На сосновой тележке качается третий,
Заостренною песней пробив себе путь.
Он таков, что почти его нету на свете,
Только было б чем в дудку подуть
И пропеть: «Я уродец,
Я родился без рук и без ног,
Двадцать лет я ночами в колодец
Все лечу, одинок.
А когда долечу я
До пахучей зеленой воды,
Эту пеструю жизнь превращу я
В золоченую кожу звезды.
Все спасется, я вам обещаю,
Но сейчас, среди длинного страшного дня,
Ради этого легкого рая
Вашим каменным хлебом накормите меня». —
Этот голос вскипает и вьется,
Сквозь гудроновый череп всходя.
Так взбирается в небо вода из колодца,
Чтобы снова скатиться по иглам дождя —
Чтобы стечь желобами, которыми прежде
Кровь расплющенных шинами кошек стекла,
И воскреснуть в какой-то ненужной надежде
В тайных комнатах из серебра и стекла,
Где таится под голосом голос,
А под голосом голос еще,
И по днищам его электрических борозд,
Распадаясь, визгливое эхо течет.
И когда оно своды обрушит
И, слабея, достигнет последнего дна —
Из прохладного ада оплывшие души
Грубо вытолкнет вверх звуковая волна.
Киев, 1945
На вокзалах гвалт. Размозженный Крещатик тих.
Потерявший кровь, обессилевший от пожара,
Недоевший галушек, город не ждет своих,
Сыт и пьян солодким дымком, ползущим из Яра.

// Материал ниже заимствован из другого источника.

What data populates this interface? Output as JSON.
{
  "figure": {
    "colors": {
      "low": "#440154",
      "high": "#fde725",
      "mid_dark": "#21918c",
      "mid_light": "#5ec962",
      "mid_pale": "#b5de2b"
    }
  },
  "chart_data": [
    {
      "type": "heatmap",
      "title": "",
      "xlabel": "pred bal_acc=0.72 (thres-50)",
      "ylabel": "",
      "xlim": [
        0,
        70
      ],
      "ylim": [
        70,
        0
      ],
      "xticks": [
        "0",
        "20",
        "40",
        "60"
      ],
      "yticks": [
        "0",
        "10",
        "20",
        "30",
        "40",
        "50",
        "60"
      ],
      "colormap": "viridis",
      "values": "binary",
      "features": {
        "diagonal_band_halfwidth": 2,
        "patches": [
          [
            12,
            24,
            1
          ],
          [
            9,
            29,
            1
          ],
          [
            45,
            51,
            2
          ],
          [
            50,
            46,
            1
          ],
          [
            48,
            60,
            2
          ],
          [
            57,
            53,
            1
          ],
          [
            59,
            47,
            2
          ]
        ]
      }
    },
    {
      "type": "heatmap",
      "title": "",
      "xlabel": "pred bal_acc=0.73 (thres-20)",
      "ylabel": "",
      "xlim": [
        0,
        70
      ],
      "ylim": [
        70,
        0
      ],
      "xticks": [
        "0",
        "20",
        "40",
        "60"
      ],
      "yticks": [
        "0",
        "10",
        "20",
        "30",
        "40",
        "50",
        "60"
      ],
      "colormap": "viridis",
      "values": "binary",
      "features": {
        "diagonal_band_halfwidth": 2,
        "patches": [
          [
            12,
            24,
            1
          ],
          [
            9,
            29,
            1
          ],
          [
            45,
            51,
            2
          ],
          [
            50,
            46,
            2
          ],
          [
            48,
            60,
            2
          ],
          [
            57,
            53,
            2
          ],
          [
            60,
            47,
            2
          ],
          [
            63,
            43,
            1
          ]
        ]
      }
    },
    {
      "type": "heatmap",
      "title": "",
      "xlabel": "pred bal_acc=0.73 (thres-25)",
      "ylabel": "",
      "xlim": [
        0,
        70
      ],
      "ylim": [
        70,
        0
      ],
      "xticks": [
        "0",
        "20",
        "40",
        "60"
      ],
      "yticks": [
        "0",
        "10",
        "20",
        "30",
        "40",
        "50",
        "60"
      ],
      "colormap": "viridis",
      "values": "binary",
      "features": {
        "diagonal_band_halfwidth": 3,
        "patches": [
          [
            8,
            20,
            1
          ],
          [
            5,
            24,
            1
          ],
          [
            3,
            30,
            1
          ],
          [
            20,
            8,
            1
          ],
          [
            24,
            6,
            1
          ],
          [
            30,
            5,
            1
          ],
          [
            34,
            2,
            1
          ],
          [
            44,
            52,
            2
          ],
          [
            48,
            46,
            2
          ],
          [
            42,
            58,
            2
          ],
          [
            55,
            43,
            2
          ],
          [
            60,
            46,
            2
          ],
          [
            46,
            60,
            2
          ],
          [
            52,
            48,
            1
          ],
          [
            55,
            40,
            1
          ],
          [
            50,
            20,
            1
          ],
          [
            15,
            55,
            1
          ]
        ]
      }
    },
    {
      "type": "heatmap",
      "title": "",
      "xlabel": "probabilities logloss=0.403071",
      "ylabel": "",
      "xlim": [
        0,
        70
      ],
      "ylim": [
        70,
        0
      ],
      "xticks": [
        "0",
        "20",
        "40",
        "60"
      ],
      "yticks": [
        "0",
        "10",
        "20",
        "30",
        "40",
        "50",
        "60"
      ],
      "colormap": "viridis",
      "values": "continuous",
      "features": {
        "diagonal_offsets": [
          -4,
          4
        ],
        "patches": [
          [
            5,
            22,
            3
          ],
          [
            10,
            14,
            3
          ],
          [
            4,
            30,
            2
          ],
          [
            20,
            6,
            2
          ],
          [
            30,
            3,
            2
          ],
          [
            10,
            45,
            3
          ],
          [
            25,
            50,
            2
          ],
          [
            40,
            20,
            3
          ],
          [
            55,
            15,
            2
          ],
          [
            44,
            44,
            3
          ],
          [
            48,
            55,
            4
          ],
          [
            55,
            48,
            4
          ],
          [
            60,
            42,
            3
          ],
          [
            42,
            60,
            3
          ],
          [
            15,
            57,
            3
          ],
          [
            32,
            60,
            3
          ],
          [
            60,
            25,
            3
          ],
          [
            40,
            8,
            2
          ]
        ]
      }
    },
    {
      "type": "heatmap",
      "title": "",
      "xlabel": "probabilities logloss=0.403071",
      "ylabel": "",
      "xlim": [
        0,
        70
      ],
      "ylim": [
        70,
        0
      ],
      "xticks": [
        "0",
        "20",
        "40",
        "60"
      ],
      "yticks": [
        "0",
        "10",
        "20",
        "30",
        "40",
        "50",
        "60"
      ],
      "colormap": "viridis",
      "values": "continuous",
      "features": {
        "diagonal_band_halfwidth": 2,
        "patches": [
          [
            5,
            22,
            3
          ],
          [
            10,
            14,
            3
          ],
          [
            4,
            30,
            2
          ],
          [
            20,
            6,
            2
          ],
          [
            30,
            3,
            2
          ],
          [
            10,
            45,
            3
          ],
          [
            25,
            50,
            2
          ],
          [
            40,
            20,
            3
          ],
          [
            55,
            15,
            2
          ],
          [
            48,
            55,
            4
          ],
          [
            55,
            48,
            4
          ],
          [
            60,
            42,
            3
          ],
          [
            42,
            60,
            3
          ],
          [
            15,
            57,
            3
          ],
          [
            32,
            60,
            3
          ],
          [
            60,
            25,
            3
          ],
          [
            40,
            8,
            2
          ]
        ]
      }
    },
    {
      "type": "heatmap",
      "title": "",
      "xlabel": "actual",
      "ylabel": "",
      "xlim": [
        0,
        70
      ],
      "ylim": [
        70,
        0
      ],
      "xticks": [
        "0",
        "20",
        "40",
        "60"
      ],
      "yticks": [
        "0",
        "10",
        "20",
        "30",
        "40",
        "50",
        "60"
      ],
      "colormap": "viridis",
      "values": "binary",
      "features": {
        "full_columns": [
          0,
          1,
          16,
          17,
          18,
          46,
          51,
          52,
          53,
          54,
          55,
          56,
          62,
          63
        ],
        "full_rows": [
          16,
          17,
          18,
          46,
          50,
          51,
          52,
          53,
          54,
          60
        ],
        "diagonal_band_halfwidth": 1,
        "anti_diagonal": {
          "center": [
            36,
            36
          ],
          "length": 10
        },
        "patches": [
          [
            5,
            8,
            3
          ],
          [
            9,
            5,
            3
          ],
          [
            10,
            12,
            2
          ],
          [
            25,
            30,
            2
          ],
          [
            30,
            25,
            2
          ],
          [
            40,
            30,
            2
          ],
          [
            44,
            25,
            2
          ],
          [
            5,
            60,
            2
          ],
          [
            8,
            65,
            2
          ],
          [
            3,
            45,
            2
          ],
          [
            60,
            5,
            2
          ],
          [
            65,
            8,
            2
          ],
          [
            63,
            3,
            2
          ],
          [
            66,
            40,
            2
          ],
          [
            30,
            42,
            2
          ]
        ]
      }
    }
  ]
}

Так и будет здесь все, покуда я не приду —
Только как сыщу тебя в переполненном зале
Средь вернувшихся жить в пологом жарком аду
Из сибирского рая, где души в скалы вмерзали?
Этот мир, где можно держать тебя на руках,
Утешать и дарить дешевые куклы… Позже —
Пустота, разрыв. Сладкий дым и беженский страх
Повредили грядущее, прошлое уничтожив.
Но ведь мы не в обиде. Мы так благодарны за
Свет и зелень, за то, что живы, за то, что живо,
А в другие жизни недаром смотреть нельзя —
Так там нижние улочки загибаются криво.
Кто прикажет тебе опять вернуться туда,
К обожженным домам — потрогать мякоть речную?

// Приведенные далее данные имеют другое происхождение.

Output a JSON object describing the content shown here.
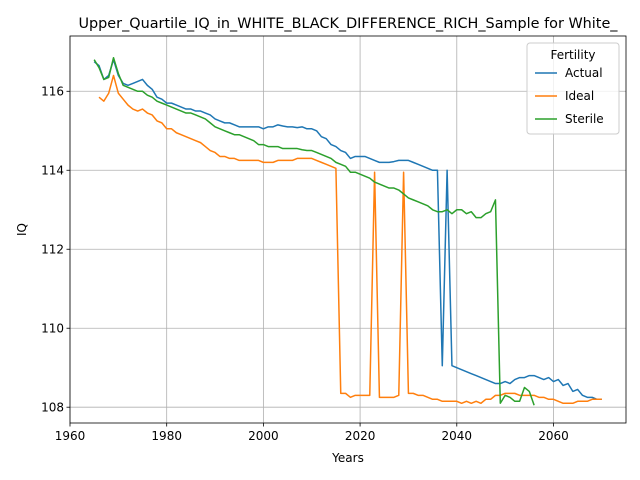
{
  "chart_data": {
    "type": "line",
    "title": "Upper_Quartile_IQ_in_WHITE_BLACK_DIFFERENCE_RICH_Sample for White_",
    "xlabel": "Years",
    "ylabel": "IQ",
    "xlim": [
      1960,
      2075
    ],
    "ylim": [
      107.6,
      117.4
    ],
    "xticks": [
      1960,
      1980,
      2000,
      2020,
      2040,
      2060
    ],
    "yticks": [
      108,
      110,
      112,
      114,
      116
    ],
    "grid": true,
    "legend": {
      "title": "Fertility",
      "placement": "top-right"
    },
    "series": [
      {
        "name": "Actual",
        "color": "#1f77b4",
        "points": [
          [
            1965,
            116.75
          ],
          [
            1966,
            116.65
          ],
          [
            1967,
            116.3
          ],
          [
            1968,
            116.4
          ],
          [
            1969,
            116.8
          ],
          [
            1970,
            116.4
          ],
          [
            1971,
            116.2
          ],
          [
            1972,
            116.15
          ],
          [
            1973,
            116.2
          ],
          [
            1974,
            116.25
          ],
          [
            1975,
            116.3
          ],
          [
            1976,
            116.15
          ],
          [
            1977,
            116.05
          ],
          [
            1978,
            115.85
          ],
          [
            1979,
            115.8
          ],
          [
            1980,
            115.7
          ],
          [
            1981,
            115.7
          ],
          [
            1982,
            115.65
          ],
          [
            1983,
            115.6
          ],
          [
            1984,
            115.55
          ],
          [
            1985,
            115.55
          ],
          [
            1986,
            115.5
          ],
          [
            1987,
            115.5
          ],
          [
            1988,
            115.45
          ],
          [
            1989,
            115.4
          ],
          [
            1990,
            115.3
          ],
          [
            1991,
            115.25
          ],
          [
            1992,
            115.2
          ],
          [
            1993,
            115.2
          ],
          [
            1994,
            115.15
          ],
          [
            1995,
            115.1
          ],
          [
            1996,
            115.1
          ],
          [
            1997,
            115.1
          ],
          [
            1998,
            115.1
          ],
          [
            1999,
            115.1
          ],
          [
            2000,
            115.05
          ],
          [
            2001,
            115.1
          ],
          [
            2002,
            115.1
          ],
          [
            2003,
            115.15
          ],
          [
            2004,
            115.12
          ],
          [
            2005,
            115.1
          ],
          [
            2006,
            115.1
          ],
          [
            2007,
            115.08
          ],
          [
            2008,
            115.1
          ],
          [
            2009,
            115.05
          ],
          [
            2010,
            115.05
          ],
          [
            2011,
            115.0
          ],
          [
            2012,
            114.85
          ],
          [
            2013,
            114.8
          ],
          [
            2014,
            114.65
          ],
          [
            2015,
            114.6
          ],
          [
            2016,
            114.5
          ],
          [
            2017,
            114.45
          ],
          [
            2018,
            114.3
          ],
          [
            2019,
            114.35
          ],
          [
            2020,
            114.35
          ],
          [
            2021,
            114.35
          ],
          [
            2022,
            114.3
          ],
          [
            2023,
            114.25
          ],
          [
            2024,
            114.2
          ],
          [
            2025,
            114.2
          ],
          [
            2026,
            114.2
          ],
          [
            2027,
            114.22
          ],
          [
            2028,
            114.25
          ],
          [
            2029,
            114.25
          ],
          [
            2030,
            114.25
          ],
          [
            2031,
            114.2
          ],
          [
            2032,
            114.15
          ],
          [
            2033,
            114.1
          ],
          [
            2034,
            114.05
          ],
          [
            2035,
            114.0
          ],
          [
            2036,
            114.0
          ],
          [
            2037,
            109.05
          ],
          [
            2038,
            114.0
          ],
          [
            2039,
            109.05
          ],
          [
            2040,
            109.0
          ],
          [
            2041,
            108.95
          ],
          [
            2042,
            108.9
          ],
          [
            2043,
            108.85
          ],
          [
            2044,
            108.8
          ],
          [
            2045,
            108.75
          ],
          [
            2046,
            108.7
          ],
          [
            2047,
            108.65
          ],
          [
            2048,
            108.6
          ],
          [
            2049,
            108.6
          ],
          [
            2050,
            108.65
          ],
          [
            2051,
            108.6
          ],
          [
            2052,
            108.7
          ],
          [
            2053,
            108.75
          ],
          [
            2054,
            108.75
          ],
          [
            2055,
            108.8
          ],
          [
            2056,
            108.8
          ],
          [
            2057,
            108.75
          ],
          [
            2058,
            108.7
          ],
          [
            2059,
            108.75
          ],
          [
            2060,
            108.65
          ],
          [
            2061,
            108.7
          ],
          [
            2062,
            108.55
          ],
          [
            2063,
            108.6
          ],
          [
            2064,
            108.4
          ],
          [
            2065,
            108.45
          ],
          [
            2066,
            108.3
          ],
          [
            2067,
            108.25
          ],
          [
            2068,
            108.25
          ],
          [
            2069,
            108.2
          ],
          [
            2070,
            108.2
          ]
        ]
      },
      {
        "name": "Ideal",
        "color": "#ff7f0e",
        "points": [
          [
            1966,
            115.85
          ],
          [
            1967,
            115.75
          ],
          [
            1968,
            115.95
          ],
          [
            1969,
            116.4
          ],
          [
            1970,
            115.95
          ],
          [
            1971,
            115.8
          ],
          [
            1972,
            115.65
          ],
          [
            1973,
            115.55
          ],
          [
            1974,
            115.5
          ],
          [
            1975,
            115.55
          ],
          [
            1976,
            115.45
          ],
          [
            1977,
            115.4
          ],
          [
            1978,
            115.25
          ],
          [
            1979,
            115.2
          ],
          [
            1980,
            115.05
          ],
          [
            1981,
            115.05
          ],
          [
            1982,
            114.95
          ],
          [
            1983,
            114.9
          ],
          [
            1984,
            114.85
          ],
          [
            1985,
            114.8
          ],
          [
            1986,
            114.75
          ],
          [
            1987,
            114.7
          ],
          [
            1988,
            114.6
          ],
          [
            1989,
            114.5
          ],
          [
            1990,
            114.45
          ],
          [
            1991,
            114.35
          ],
          [
            1992,
            114.35
          ],
          [
            1993,
            114.3
          ],
          [
            1994,
            114.3
          ],
          [
            1995,
            114.25
          ],
          [
            1996,
            114.25
          ],
          [
            1997,
            114.25
          ],
          [
            1998,
            114.25
          ],
          [
            1999,
            114.25
          ],
          [
            2000,
            114.2
          ],
          [
            2001,
            114.2
          ],
          [
            2002,
            114.2
          ],
          [
            2003,
            114.25
          ],
          [
            2004,
            114.25
          ],
          [
            2005,
            114.25
          ],
          [
            2006,
            114.25
          ],
          [
            2007,
            114.3
          ],
          [
            2008,
            114.3
          ],
          [
            2009,
            114.3
          ],
          [
            2010,
            114.3
          ],
          [
            2011,
            114.25
          ],
          [
            2012,
            114.2
          ],
          [
            2013,
            114.15
          ],
          [
            2014,
            114.1
          ],
          [
            2015,
            114.05
          ],
          [
            2016,
            108.35
          ],
          [
            2017,
            108.35
          ],
          [
            2018,
            108.25
          ],
          [
            2019,
            108.3
          ],
          [
            2020,
            108.3
          ],
          [
            2021,
            108.3
          ],
          [
            2022,
            108.3
          ],
          [
            2023,
            113.95
          ],
          [
            2024,
            108.25
          ],
          [
            2025,
            108.25
          ],
          [
            2026,
            108.25
          ],
          [
            2027,
            108.25
          ],
          [
            2028,
            108.3
          ],
          [
            2029,
            113.95
          ],
          [
            2030,
            108.35
          ],
          [
            2031,
            108.35
          ],
          [
            2032,
            108.3
          ],
          [
            2033,
            108.3
          ],
          [
            2034,
            108.25
          ],
          [
            2035,
            108.2
          ],
          [
            2036,
            108.2
          ],
          [
            2037,
            108.15
          ],
          [
            2038,
            108.15
          ],
          [
            2039,
            108.15
          ],
          [
            2040,
            108.15
          ],
          [
            2041,
            108.1
          ],
          [
            2042,
            108.15
          ],
          [
            2043,
            108.1
          ],
          [
            2044,
            108.15
          ],
          [
            2045,
            108.1
          ],
          [
            2046,
            108.2
          ],
          [
            2047,
            108.2
          ],
          [
            2048,
            108.3
          ],
          [
            2049,
            108.3
          ],
          [
            2050,
            108.35
          ],
          [
            2051,
            108.35
          ],
          [
            2052,
            108.35
          ],
          [
            2053,
            108.3
          ],
          [
            2054,
            108.3
          ],
          [
            2055,
            108.3
          ],
          [
            2056,
            108.3
          ],
          [
            2057,
            108.25
          ],
          [
            2058,
            108.25
          ],
          [
            2059,
            108.2
          ],
          [
            2060,
            108.2
          ],
          [
            2061,
            108.15
          ],
          [
            2062,
            108.1
          ],
          [
            2063,
            108.1
          ],
          [
            2064,
            108.1
          ],
          [
            2065,
            108.15
          ],
          [
            2066,
            108.15
          ],
          [
            2067,
            108.15
          ],
          [
            2068,
            108.2
          ],
          [
            2069,
            108.2
          ],
          [
            2070,
            108.2
          ]
        ]
      },
      {
        "name": "Sterile",
        "color": "#2ca02c",
        "points": [
          [
            1965,
            116.8
          ],
          [
            1966,
            116.6
          ],
          [
            1967,
            116.3
          ],
          [
            1968,
            116.35
          ],
          [
            1969,
            116.85
          ],
          [
            1970,
            116.45
          ],
          [
            1971,
            116.15
          ],
          [
            1972,
            116.1
          ],
          [
            1973,
            116.05
          ],
          [
            1974,
            116.0
          ],
          [
            1975,
            116.0
          ],
          [
            1976,
            115.9
          ],
          [
            1977,
            115.85
          ],
          [
            1978,
            115.75
          ],
          [
            1979,
            115.7
          ],
          [
            1980,
            115.65
          ],
          [
            1981,
            115.6
          ],
          [
            1982,
            115.55
          ],
          [
            1983,
            115.5
          ],
          [
            1984,
            115.45
          ],
          [
            1985,
            115.45
          ],
          [
            1986,
            115.4
          ],
          [
            1987,
            115.35
          ],
          [
            1988,
            115.3
          ],
          [
            1989,
            115.2
          ],
          [
            1990,
            115.1
          ],
          [
            1991,
            115.05
          ],
          [
            1992,
            115.0
          ],
          [
            1993,
            114.95
          ],
          [
            1994,
            114.9
          ],
          [
            1995,
            114.9
          ],
          [
            1996,
            114.85
          ],
          [
            1997,
            114.8
          ],
          [
            1998,
            114.75
          ],
          [
            1999,
            114.65
          ],
          [
            2000,
            114.65
          ],
          [
            2001,
            114.6
          ],
          [
            2002,
            114.6
          ],
          [
            2003,
            114.6
          ],
          [
            2004,
            114.55
          ],
          [
            2005,
            114.55
          ],
          [
            2006,
            114.55
          ],
          [
            2007,
            114.55
          ],
          [
            2008,
            114.52
          ],
          [
            2009,
            114.5
          ],
          [
            2010,
            114.5
          ],
          [
            2011,
            114.45
          ],
          [
            2012,
            114.4
          ],
          [
            2013,
            114.35
          ],
          [
            2014,
            114.3
          ],
          [
            2015,
            114.2
          ],
          [
            2016,
            114.15
          ],
          [
            2017,
            114.1
          ],
          [
            2018,
            113.95
          ],
          [
            2019,
            113.95
          ],
          [
            2020,
            113.9
          ],
          [
            2021,
            113.85
          ],
          [
            2022,
            113.8
          ],
          [
            2023,
            113.7
          ],
          [
            2024,
            113.65
          ],
          [
            2025,
            113.6
          ],
          [
            2026,
            113.55
          ],
          [
            2027,
            113.55
          ],
          [
            2028,
            113.5
          ],
          [
            2029,
            113.4
          ],
          [
            2030,
            113.3
          ],
          [
            2031,
            113.25
          ],
          [
            2032,
            113.2
          ],
          [
            2033,
            113.15
          ],
          [
            2034,
            113.1
          ],
          [
            2035,
            113.0
          ],
          [
            2036,
            112.95
          ],
          [
            2037,
            112.95
          ],
          [
            2038,
            113.0
          ],
          [
            2039,
            112.9
          ],
          [
            2040,
            113.0
          ],
          [
            2041,
            113.0
          ],
          [
            2042,
            112.9
          ],
          [
            2043,
            112.95
          ],
          [
            2044,
            112.8
          ],
          [
            2045,
            112.8
          ],
          [
            2046,
            112.9
          ],
          [
            2047,
            112.95
          ],
          [
            2048,
            113.25
          ],
          [
            2049,
            108.1
          ],
          [
            2050,
            108.3
          ],
          [
            2051,
            108.25
          ],
          [
            2052,
            108.15
          ],
          [
            2053,
            108.15
          ],
          [
            2054,
            108.5
          ],
          [
            2055,
            108.4
          ],
          [
            2056,
            108.05
          ]
        ]
      }
    ]
  }
}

До конца сибирские, райские города
Тебе снились, но я там не был, и я ревную.
А над этим городом зреет зарытых месть,
Тыловые крысы ведут учет повреждений.
Тем, кто выжил, тесно, а прочим просторно. Есть
В этом воздухе воздух еще для нескольких теней.
Ты сейчас в пути — я далек, и все далеки.
Но когда через двести лет представится случай —
Жди за Жовтневой, у в бетон забитой реки,
Где дички гладкокожие ртутью звенят певучей.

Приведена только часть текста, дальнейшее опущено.